Question

Determine the exact expression for the Integrating Factor (I.F.) of the following first-order linear differential equation: \( \frac{dy}{dx} - y\tan x = e^x \)

• A. \( \sec x \)
• B. \( \cos x \)
• C. \( \sin x \)
• D. \( e^{-\tan x} \)

Hint:

Always ensure your linear differential equation is in standard form before identifying \( P \). The coefficient of the leading \( \frac{dy}{dx} \) term must equal exactly 1. If it doesn't, divide the entire equation by that term first.

Answer 1

The Correct Option is B

Concept: A first-order linear differential equation written in standard form is expressed as: \[ \frac{dy}{dx} + Py = Q \] Where \( P \) and \( Q \) are functions of \( x \) or constants. The Integrating Factor (I.F.) needed to solve this class of differential equations is given by the calculus formula: \[ \text{I.F.} = e^{\int P \, dx} \]

Step 1: Isolate the coefficient function \( P \) from the equation structure.
Comparing our given equation to the standard linear format shows: \[ P = -\tan x \] *(Note: It is crucial to include the negative sign attached to the tangent function).*

Step 2: Evaluate the indefinite integral of \( P \).
Set up and integrate the tangent function with respect to \( x \): \[ \int P \, dx = \int -\tan x \, dx = -\ln|\sec x| \] Using logarithmic properties, bring the negative sign inside as a reciprocal power: \[ -\ln|\sec x| = \ln\left| \frac{1}{\sec x} \right| = \ln|\cos x| \]
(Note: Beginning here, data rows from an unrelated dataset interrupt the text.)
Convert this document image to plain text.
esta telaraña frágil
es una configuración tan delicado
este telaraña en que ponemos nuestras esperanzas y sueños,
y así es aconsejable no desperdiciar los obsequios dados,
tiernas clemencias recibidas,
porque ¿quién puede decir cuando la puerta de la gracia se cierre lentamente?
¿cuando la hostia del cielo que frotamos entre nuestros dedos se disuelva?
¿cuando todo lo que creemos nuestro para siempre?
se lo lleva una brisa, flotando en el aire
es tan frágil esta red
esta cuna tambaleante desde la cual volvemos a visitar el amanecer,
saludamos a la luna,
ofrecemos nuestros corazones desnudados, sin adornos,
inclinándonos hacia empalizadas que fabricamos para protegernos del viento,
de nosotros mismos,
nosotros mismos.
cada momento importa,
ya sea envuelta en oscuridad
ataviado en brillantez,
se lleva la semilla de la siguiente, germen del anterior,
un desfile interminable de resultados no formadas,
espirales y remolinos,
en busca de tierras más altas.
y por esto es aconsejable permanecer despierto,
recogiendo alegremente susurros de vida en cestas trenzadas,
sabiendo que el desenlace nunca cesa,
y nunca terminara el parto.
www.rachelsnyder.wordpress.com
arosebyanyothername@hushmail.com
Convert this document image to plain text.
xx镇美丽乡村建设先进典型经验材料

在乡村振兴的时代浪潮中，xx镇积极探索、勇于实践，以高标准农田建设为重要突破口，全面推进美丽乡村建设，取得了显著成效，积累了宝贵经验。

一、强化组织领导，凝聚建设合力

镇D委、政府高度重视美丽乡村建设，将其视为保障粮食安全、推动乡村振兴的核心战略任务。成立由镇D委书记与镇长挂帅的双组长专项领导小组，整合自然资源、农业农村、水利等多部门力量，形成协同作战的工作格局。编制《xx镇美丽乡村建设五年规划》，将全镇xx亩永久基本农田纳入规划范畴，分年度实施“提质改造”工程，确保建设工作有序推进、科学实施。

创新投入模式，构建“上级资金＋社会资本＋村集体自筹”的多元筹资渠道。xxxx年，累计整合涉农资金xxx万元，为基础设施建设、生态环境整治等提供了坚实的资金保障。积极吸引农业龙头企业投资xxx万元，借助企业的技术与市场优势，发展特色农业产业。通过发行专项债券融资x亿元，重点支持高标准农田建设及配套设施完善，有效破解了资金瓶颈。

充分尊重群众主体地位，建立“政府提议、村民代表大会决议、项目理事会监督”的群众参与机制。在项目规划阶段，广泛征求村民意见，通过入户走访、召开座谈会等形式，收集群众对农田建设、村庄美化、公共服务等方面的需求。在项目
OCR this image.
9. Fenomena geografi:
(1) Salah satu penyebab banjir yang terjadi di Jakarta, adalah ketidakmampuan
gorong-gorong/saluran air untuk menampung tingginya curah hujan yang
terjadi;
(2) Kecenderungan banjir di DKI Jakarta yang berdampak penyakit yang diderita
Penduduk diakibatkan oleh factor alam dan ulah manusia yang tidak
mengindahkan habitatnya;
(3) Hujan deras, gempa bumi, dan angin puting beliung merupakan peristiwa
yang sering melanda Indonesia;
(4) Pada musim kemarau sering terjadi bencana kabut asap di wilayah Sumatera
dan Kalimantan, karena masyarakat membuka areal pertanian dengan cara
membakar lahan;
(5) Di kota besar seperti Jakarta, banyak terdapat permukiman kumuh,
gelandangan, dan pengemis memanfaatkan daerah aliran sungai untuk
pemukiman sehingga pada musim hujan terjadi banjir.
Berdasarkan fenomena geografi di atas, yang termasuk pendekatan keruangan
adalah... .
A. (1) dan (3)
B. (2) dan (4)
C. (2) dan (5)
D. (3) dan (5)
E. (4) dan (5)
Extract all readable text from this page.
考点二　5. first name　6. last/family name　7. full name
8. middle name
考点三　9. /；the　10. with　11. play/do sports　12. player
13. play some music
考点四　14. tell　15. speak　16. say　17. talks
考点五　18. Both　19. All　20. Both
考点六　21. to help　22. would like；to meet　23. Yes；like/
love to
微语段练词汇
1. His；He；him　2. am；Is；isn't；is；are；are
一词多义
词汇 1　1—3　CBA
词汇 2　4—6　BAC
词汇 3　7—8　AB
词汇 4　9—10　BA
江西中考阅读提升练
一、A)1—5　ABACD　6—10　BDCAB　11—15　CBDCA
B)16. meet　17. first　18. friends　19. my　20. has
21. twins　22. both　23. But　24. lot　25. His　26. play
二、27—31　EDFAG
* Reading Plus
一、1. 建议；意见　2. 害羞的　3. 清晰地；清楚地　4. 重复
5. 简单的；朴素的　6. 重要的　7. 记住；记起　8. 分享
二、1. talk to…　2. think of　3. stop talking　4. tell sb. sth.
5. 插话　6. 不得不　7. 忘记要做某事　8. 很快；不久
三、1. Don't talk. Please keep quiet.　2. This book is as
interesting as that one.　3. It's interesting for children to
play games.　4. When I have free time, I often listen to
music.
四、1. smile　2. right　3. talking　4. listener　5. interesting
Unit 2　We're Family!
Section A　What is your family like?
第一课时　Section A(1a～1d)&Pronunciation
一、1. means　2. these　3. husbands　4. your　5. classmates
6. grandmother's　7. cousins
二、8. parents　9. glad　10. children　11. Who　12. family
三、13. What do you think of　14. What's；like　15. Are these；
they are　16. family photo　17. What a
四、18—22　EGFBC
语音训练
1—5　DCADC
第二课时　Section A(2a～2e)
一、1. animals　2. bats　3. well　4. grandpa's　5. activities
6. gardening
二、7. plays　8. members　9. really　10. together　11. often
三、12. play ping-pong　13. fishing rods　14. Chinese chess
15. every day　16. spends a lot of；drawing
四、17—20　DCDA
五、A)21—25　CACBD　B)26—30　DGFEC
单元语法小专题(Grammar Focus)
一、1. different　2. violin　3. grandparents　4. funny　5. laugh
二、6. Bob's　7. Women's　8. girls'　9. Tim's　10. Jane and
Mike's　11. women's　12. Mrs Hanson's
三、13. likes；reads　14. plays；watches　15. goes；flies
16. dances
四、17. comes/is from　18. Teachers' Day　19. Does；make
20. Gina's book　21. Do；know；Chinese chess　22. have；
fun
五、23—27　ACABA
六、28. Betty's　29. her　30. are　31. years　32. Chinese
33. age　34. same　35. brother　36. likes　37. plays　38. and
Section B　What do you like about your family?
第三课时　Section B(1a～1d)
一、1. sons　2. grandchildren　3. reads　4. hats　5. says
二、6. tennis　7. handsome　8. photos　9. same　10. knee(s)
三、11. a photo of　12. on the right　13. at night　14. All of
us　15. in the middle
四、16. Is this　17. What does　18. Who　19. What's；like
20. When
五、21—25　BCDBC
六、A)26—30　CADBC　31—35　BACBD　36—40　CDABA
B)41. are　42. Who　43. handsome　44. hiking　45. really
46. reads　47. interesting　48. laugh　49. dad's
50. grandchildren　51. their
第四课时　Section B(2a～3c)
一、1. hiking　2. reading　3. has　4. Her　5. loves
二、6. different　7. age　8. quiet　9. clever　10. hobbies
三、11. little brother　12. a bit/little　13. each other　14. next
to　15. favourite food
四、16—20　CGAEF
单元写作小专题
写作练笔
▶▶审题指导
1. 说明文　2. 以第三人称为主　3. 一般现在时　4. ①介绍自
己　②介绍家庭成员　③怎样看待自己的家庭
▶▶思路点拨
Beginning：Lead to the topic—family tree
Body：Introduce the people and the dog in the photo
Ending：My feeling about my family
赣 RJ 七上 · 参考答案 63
Step 3: Substitute the integrated term back into the exponential base.
Plug the evaluated integral into the final integrating factor template: \[ \text{I.F.} = e^{\ln|\cos x|} \] Since the exponential base \( e \) and natural logarithm \( \ln \) cancel each other out, the expression simplifies to: \[ \text{I.F.} = \cos x \]